138 bodies found after Turkey quake
At least 138 bodies have been found after a magnitude-7.2 earthquake hit Turkey's southeastern Van province on Sunday, Prime Minister Recep Tayyip Erdogan said early Monday.
More than 350 people were injured in the quake, he told Turkey's TRT television.
Erdogan, who inspected the disaster area, said 93 bodies were recovered in Van city in Van province and another 45 in the worst-hit town of Ercis, also located in the same province.
Almost all the houses were destroyed in several villages in Van province. Most of the houses there were made of sun-dried mud bricks, Erdogan said.
More than 18 aftershocks, measuring magnitude-4 and above, occurred.
The Turkish earthquake observatory earlier said the toll could reach 1,000.
"The toll from this earthquake could be 500 to 1,000," Mustafa Erdik, head of the Kandilli Observatory and Earthquake Research Institute in Turkey's largest city of Istanbul, was quoted as saying by Xinhua.
The Istanbul-based Kandilli seismology centre originally reported that the earthquake was 6.6 on the Richter scale, but later revised it up to 7.2.
The epicentre was located in the village of Tabanli in Van province, which borders Iran.
TV footage showed residents spilling out into the streets in panic as rescue workers struggled to save people believed to be trapped under collapsed buildings.
"There are so many dead.
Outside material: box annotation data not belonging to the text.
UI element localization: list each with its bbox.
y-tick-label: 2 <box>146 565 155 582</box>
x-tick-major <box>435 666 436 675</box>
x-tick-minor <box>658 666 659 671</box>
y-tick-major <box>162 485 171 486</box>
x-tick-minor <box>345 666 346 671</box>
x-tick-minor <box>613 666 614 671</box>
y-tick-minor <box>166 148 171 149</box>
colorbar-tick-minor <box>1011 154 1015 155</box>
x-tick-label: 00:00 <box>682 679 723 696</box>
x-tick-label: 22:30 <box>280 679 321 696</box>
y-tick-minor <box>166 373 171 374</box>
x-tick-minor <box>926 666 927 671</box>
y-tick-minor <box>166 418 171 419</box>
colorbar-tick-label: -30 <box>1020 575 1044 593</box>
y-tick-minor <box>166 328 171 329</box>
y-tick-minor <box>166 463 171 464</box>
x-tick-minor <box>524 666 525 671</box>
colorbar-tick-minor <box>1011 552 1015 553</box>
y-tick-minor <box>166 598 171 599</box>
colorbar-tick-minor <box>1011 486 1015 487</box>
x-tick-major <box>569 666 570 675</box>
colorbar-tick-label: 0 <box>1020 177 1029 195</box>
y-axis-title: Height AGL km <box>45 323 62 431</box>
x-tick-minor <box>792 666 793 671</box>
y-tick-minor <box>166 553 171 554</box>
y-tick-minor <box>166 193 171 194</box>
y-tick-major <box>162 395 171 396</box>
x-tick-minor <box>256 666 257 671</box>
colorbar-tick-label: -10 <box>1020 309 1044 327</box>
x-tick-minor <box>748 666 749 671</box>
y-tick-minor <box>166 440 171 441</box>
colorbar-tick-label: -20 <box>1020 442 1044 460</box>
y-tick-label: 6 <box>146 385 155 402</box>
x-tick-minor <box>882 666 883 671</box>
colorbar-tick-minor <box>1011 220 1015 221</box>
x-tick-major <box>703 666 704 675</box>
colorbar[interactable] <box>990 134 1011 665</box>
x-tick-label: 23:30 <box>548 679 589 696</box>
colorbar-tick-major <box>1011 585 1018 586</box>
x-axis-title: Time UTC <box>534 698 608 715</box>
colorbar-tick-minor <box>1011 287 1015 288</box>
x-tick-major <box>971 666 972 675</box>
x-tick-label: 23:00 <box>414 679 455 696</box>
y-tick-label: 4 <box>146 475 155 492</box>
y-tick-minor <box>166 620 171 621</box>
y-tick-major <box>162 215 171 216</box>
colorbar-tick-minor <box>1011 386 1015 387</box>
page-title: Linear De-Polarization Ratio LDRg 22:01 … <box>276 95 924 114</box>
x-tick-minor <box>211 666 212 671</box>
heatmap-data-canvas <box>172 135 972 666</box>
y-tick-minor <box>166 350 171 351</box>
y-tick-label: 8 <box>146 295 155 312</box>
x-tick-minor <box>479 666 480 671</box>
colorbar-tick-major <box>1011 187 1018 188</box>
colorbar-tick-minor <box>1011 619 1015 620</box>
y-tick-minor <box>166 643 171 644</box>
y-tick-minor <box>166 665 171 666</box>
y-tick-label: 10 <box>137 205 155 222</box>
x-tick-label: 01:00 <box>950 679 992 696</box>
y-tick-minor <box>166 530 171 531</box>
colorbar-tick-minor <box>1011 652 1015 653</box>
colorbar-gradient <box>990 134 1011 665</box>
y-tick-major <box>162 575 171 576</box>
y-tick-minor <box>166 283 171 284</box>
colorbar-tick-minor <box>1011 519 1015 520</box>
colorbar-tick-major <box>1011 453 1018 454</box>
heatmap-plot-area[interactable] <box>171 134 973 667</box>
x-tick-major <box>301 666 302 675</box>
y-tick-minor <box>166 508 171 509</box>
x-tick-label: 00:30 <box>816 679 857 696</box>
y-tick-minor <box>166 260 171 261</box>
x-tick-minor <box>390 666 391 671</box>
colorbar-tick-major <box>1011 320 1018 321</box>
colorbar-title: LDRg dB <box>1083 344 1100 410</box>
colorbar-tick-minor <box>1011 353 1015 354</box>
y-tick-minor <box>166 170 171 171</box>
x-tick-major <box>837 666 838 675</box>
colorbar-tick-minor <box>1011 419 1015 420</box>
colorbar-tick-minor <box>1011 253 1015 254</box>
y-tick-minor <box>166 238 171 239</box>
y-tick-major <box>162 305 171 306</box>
Several buildings have collapsed. There is so much destruction. We need urgent aid, we need medics," Ercis mayor Zulfikar Arapoglu told NTV television.
Turkish Red Crescent is sending tents, blankets and other aid materials to the quake-hit province, according to Anatolia.
Turkey, lying atop the North Anatolian fault, is plagued by frequent earthquakes. On March 8, 2010, at least 38 people died after a magnitude-6 earthquake hit Elazig province.
On Aug 17, 1999, two powerful earthquakes, measuring 6.7 and 7.4, hit northwestern and western Turkey, killing about 18,000 people.
A major earthquake had hit Van in November 1976, with 5,291 confirmed dead. The province has a population of just over one million.